Like many products made or used in Atlantic Canada, energy is often traded (purchased or sold) across provincial and international borders.

Energy systems within the Atlantic provinces are very integrated (electricity, gasoline, natural gas, etc.) and trade between the four provinces is constant. The Atlantic provinces also trade energy to other provinces and internationally, especially with the six states in New England (Maine, New Hampshire, Vermont, Massachusetts, Connecticut and Rhode Island).

What is trade?

Different types of energy, like nearly all products and services, are traded, or purchased and sold, across provincial and international borders every minute.

Exports are products or services that a business in one country sells to customers in another country. This also happens from state-to-state or province-to-province (known as interprovincial trade).

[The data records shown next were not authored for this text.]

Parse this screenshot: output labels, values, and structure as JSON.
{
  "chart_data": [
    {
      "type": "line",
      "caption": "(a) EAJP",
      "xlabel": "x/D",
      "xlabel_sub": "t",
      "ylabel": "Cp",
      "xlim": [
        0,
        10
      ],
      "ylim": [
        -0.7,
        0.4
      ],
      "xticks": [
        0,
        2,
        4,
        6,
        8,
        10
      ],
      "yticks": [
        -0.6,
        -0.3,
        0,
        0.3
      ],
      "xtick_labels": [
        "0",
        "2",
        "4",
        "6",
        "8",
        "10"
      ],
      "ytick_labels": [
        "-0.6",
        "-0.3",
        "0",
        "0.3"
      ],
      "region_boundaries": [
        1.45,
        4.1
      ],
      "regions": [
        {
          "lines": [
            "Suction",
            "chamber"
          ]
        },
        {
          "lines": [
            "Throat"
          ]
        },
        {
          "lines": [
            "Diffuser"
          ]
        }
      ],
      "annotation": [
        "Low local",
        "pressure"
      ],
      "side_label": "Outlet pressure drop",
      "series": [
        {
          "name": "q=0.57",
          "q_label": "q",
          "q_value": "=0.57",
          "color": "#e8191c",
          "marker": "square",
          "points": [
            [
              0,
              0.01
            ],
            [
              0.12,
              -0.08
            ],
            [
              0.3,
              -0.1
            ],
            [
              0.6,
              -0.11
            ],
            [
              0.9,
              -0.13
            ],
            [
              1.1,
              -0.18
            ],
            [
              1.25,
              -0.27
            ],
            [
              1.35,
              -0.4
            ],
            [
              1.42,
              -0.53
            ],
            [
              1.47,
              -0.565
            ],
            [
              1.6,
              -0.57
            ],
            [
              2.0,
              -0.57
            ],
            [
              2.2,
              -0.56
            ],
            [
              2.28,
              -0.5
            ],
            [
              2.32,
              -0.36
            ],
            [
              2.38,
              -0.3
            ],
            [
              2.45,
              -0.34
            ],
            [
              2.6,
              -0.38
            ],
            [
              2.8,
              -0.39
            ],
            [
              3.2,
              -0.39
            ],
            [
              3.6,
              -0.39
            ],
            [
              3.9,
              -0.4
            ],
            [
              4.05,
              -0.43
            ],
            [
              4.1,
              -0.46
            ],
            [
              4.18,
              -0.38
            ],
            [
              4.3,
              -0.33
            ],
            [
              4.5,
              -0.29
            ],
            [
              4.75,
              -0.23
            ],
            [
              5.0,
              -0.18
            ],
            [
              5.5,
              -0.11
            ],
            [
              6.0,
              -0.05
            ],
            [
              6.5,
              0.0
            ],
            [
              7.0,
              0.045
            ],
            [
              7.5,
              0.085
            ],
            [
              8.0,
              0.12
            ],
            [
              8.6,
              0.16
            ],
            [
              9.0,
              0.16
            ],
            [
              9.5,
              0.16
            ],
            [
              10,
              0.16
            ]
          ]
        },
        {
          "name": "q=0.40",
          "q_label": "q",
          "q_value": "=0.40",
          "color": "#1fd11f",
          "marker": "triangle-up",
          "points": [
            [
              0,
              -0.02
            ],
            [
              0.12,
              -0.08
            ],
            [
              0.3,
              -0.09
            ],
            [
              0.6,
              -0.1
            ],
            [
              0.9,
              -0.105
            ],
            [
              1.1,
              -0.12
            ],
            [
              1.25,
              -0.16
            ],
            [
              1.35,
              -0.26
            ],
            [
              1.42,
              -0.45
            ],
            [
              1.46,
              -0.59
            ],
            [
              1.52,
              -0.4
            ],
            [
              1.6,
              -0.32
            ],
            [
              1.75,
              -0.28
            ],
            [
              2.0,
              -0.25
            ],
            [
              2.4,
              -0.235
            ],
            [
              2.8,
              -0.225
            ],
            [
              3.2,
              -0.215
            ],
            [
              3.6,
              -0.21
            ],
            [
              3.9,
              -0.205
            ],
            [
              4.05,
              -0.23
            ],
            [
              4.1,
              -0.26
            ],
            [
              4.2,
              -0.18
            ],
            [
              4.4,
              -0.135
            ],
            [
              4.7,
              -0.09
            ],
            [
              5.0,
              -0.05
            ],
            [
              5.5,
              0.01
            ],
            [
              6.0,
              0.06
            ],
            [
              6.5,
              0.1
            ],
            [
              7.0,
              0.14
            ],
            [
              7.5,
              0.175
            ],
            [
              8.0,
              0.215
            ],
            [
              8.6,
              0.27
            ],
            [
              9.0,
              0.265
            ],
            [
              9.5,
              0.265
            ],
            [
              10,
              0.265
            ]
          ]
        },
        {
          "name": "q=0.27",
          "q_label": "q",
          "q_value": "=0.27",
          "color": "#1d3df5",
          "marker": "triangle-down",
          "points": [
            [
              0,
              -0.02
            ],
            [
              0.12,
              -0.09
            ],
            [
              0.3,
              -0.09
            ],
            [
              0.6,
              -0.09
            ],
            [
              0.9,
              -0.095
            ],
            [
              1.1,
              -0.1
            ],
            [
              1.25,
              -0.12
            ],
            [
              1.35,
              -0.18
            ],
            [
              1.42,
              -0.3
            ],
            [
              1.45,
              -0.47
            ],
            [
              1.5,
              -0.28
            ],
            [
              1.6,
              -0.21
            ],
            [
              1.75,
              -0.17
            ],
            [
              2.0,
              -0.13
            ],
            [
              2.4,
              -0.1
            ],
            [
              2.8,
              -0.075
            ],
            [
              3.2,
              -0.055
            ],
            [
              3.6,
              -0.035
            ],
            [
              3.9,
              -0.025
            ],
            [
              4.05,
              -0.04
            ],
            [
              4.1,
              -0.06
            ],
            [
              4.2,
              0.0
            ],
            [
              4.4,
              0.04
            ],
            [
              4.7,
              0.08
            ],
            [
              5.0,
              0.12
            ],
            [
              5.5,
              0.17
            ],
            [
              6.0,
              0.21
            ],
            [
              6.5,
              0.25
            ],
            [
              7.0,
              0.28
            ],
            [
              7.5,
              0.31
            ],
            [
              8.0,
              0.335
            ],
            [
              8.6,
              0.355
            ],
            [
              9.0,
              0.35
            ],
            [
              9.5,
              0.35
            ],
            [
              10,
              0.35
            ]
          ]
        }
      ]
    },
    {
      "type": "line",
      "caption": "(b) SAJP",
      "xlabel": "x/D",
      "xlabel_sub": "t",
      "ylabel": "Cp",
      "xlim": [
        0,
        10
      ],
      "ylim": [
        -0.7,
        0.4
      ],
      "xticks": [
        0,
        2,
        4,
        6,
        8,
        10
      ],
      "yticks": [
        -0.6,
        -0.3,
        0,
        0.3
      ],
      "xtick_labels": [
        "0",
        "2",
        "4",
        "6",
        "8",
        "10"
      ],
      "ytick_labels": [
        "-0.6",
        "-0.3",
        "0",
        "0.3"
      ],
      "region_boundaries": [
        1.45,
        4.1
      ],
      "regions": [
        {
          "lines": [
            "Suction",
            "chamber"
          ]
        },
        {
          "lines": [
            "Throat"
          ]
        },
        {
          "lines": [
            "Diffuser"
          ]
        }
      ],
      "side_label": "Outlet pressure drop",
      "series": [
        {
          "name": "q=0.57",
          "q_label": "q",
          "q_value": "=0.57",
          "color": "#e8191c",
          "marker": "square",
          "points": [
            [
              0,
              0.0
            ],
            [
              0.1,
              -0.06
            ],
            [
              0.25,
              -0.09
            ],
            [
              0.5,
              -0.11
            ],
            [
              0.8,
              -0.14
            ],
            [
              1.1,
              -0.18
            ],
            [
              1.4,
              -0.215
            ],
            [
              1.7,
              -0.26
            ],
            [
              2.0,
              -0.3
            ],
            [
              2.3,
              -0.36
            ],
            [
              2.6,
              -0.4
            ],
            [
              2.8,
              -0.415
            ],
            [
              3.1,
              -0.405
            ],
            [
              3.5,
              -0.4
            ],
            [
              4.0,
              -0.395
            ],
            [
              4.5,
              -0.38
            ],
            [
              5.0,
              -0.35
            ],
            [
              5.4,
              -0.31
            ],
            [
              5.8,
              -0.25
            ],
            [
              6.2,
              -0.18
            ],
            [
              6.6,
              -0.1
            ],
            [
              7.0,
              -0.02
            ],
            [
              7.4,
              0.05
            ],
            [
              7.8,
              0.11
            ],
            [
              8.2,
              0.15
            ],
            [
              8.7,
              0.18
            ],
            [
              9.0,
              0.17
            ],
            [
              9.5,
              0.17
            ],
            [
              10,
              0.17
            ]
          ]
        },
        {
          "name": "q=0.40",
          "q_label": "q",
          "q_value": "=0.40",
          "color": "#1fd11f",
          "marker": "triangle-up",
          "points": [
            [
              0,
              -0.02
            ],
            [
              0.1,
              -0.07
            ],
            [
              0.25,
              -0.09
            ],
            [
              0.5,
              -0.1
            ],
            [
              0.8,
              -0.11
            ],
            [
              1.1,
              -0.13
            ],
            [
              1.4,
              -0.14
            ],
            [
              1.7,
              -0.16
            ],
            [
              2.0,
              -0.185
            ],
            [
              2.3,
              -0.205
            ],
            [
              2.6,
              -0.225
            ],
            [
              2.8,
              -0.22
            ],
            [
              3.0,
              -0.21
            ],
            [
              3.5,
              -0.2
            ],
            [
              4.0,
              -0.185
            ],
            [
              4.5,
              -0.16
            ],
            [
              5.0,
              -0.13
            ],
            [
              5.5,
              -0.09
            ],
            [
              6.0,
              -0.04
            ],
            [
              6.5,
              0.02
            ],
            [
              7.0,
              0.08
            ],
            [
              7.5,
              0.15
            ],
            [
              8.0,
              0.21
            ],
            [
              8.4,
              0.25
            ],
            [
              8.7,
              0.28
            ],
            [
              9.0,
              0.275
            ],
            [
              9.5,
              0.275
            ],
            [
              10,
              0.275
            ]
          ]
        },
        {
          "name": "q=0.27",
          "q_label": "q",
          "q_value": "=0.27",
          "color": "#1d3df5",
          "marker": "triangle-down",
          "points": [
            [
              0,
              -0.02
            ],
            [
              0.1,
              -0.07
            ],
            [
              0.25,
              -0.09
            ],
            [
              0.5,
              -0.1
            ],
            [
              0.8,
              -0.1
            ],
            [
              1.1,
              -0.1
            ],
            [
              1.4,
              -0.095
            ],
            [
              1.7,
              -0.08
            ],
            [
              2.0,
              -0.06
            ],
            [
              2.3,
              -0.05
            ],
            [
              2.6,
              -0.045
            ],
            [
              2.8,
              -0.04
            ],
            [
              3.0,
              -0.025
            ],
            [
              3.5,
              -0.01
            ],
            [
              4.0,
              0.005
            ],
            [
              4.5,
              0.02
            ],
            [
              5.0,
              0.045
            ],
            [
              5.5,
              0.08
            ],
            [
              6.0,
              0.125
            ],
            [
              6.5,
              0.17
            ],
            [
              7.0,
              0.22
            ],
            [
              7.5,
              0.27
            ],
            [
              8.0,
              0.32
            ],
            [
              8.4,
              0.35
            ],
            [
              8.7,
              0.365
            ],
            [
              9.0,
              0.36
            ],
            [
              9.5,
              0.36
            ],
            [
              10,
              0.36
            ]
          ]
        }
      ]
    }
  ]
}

A familiar example for exports would be electricity generated by hydroelectric dams in Newfoundland and Labrador being sold to customers in the United States (some via Québec).

Exports impact an economy by increasing revenue for the seller’s economy, growing the Gross Domestic Product (GDP). GDP increases as an economy exports more than it imports. Exports are good because they essentially use money from the customers’ country to help generate jobs and taxes in the seller’s country.

Imports are products or services that a producer in another country sells to customers here. An example would be natural gas, which flows largely from western Canada and the United States through New England and eventually to thousands of customers in New Brunswick and Nova Scotia.

Source: Atlantica’s Fuel for Thought Podcast, Energy Trade 101: How does energy trade impact New England and Atlantic Canada?

Imports are often considered less helpful for an economy than exports, but they are still important. Atlantic Canada does not or cannot produce everything used in the region (from producing natural gas to fuel manufacturing businesses to growing oranges in the winter).  Imports are also important because many Atlantic Canadian businesses add value to raw products imported from another country, such as importing crude oil and refining it to make gasoline and diesel.

A trade balance is the difference between what a country imports and exports. If it imports relatively too much, it has a trade deficit, which can devalue its currency.

What role will energy trade play in Atlantic Canada’s net-zero future?

Trading energy internationally can play an important and growing role in Atlantic Canada’s net-zero future.

It is reasonable to expect that energy trade between the Atlantic provinces and United States, especially the New England states, will continue in the future as both regions benefit. For examples, 8 in 10 cars on the road in New England are powered with Canadian fuel. The New England states forecast electricity demand will increase from 119,000 GWh in 2024 to 140,000 GWh in 2033, and Atlantic Canada’s world-class onshore and offshore wind resources could help meet this growing demand.

Several clean fuel projects are in development across Atlantic Canada including hydrogen and sustainable aviation fuel, which is planned to export energy to European customers. It is reasonable to expect that Atlantic Canada’s future trade will see energy exports grow to serve existing and new markets, enabling diversification while growing the local energy sector.